First global warming, now global calming?
Being pro-environment is good politics. And lessening man's "footprint" is a major policy objective.
Some companies are playing the angles to capitalize on environment-related business opportunities , some with subsidies, some hoping for help from highly-placed friends. Whether it's getting subsidies for ethanol or fuel efficient cars or producing "alternative" energy without generatating reviled carbon, the government seems to be, increasingly, at the nexus of picking winners in the marketplace. And that government role means that those with friends "inside" exercise more leverage.

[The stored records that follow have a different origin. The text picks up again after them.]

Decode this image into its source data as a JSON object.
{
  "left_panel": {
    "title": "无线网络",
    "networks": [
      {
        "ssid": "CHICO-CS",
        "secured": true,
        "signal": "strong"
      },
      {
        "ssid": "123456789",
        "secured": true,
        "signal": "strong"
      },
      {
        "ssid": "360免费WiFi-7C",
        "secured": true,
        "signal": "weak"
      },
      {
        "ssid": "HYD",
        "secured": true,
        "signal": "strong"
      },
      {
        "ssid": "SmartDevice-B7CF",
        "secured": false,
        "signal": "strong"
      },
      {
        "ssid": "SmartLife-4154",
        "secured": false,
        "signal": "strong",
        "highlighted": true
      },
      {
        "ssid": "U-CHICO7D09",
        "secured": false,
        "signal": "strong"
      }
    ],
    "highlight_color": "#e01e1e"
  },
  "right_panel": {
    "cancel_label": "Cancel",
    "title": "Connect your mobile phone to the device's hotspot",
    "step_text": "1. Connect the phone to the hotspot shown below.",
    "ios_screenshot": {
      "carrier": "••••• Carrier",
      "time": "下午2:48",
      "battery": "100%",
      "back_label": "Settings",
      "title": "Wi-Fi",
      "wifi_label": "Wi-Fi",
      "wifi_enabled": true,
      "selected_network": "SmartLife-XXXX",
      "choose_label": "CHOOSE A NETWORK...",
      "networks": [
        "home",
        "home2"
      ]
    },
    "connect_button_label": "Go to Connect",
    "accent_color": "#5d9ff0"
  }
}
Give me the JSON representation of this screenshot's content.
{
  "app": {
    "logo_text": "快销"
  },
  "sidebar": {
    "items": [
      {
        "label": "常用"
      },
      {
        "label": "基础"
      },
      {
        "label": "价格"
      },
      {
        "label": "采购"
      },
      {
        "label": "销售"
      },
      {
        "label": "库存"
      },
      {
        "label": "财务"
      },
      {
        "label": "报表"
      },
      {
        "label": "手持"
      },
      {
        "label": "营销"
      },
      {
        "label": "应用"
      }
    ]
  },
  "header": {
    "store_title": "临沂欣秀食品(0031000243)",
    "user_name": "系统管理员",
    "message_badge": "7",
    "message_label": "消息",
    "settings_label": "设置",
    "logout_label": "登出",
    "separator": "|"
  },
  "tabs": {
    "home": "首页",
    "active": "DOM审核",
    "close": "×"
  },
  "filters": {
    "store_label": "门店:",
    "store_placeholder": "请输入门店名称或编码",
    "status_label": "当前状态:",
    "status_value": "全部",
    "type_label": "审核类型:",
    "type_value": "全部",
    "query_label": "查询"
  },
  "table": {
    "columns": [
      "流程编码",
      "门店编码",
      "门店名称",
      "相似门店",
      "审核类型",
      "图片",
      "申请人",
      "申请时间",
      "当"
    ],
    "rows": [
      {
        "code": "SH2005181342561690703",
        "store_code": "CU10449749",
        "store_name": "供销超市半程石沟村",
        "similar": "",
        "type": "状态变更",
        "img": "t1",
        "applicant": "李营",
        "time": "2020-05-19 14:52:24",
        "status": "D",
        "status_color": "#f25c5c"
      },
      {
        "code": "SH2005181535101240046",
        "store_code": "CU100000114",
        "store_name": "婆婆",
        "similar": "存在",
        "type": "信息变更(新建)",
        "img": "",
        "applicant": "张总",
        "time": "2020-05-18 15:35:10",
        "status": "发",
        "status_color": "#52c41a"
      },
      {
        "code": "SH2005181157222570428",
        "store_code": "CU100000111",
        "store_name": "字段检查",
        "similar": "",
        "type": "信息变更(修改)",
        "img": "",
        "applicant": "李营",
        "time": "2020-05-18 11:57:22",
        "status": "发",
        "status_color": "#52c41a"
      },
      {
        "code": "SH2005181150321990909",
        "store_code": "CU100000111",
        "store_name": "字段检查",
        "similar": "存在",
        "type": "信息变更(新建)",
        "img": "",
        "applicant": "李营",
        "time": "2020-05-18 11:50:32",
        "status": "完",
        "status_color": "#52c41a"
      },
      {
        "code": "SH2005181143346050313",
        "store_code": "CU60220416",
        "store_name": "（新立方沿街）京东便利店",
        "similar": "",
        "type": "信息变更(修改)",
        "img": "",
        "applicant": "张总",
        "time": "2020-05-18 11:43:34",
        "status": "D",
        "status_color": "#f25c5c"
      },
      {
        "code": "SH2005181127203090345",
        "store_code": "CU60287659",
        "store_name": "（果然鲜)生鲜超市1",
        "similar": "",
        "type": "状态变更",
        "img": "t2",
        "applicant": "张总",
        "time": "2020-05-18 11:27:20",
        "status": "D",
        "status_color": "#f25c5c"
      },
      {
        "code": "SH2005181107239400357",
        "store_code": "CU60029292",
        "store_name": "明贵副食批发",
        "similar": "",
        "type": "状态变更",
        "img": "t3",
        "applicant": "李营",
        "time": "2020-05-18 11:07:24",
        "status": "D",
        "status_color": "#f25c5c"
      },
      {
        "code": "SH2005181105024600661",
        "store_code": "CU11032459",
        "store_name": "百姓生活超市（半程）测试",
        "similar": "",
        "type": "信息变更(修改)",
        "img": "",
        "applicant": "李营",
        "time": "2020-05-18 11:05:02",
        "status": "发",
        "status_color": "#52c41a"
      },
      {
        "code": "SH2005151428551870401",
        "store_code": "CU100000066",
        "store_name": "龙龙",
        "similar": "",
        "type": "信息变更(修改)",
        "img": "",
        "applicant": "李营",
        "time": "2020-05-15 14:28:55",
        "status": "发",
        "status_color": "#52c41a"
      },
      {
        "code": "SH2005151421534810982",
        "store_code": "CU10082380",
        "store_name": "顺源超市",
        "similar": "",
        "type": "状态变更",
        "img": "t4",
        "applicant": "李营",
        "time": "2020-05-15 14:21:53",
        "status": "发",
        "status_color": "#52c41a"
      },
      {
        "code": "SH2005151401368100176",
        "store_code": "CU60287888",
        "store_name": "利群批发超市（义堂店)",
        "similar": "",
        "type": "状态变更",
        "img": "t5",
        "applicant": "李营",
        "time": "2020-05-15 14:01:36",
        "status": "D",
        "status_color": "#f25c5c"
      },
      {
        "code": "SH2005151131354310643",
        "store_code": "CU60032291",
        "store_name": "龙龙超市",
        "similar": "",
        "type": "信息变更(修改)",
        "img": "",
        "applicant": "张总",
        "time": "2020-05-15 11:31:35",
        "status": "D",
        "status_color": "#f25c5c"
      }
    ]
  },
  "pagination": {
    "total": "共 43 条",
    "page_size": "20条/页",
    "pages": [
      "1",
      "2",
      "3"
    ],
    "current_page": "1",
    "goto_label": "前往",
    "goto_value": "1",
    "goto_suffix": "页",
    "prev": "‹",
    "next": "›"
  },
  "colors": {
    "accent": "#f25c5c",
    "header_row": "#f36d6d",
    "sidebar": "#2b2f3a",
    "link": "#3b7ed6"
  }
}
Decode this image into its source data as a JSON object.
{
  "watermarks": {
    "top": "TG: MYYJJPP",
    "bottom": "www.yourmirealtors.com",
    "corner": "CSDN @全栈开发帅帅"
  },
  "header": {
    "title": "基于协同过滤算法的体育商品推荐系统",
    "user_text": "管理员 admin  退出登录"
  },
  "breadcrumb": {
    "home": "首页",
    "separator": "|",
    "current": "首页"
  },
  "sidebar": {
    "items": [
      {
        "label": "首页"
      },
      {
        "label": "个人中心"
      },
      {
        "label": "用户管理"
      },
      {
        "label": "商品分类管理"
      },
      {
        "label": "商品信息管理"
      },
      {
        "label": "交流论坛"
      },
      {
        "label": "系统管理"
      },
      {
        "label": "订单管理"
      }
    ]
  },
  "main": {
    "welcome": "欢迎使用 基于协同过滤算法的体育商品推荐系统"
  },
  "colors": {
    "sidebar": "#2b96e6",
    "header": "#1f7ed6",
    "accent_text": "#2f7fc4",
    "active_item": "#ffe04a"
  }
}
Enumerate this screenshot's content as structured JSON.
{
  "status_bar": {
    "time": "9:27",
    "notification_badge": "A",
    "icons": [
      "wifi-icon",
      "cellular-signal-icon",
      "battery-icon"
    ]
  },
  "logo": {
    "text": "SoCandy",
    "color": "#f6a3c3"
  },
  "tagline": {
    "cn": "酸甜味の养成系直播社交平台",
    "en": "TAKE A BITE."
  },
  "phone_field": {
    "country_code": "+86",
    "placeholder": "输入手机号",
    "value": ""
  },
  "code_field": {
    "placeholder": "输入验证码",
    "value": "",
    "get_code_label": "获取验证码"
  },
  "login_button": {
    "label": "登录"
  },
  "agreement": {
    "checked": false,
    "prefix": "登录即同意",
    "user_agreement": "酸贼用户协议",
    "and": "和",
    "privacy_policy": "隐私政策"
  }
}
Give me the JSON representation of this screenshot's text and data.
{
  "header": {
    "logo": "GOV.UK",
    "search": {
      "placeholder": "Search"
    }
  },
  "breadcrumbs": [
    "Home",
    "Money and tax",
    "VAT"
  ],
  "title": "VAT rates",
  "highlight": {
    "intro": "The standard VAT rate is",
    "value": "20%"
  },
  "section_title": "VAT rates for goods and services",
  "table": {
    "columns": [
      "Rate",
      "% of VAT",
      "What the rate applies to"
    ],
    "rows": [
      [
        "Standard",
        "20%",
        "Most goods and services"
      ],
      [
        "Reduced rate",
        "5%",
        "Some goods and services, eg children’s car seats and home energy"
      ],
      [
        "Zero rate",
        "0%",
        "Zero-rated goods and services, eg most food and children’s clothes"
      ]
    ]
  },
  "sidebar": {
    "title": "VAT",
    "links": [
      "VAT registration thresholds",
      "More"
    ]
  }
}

I won't rehash the scientific controversy over global warming; it's certainly a lightning rod issue. But in the area of alternative energy, there's always been the presumption that the sun will shine, the tides will rise, the wind will blow and Earth's subterranean geo-furnace will go on forever -- even if moderate climates change. Today's New York Times carries a story about a labor union what I'd call "protection racket" regarding building new solar facilities in California.
Maybe continuation of the sun, moon, the Earth's molten core and, especially, the wind is not a safe assumption according to Eugene S. Takle, a professor of atmospheric science at Iowa State University, and the director of the school’s “climate science initiative.” Takle told MarketWatch.com that his research, to be published soon in the Journal of Geophysical Research , has found that U.S. wind strength has declined by 15% to 30% over the past 30 years from the mid-1970s to 2005. Land use and better instrumentation (and climate change itself) account for the decline, he believes.
Ted Kennedy may have the clout to block construction of those windmills off his Nantucket estate, but the bigger threat to his lifestyle may prove to be that his yacht may be as becalmed as the windmills.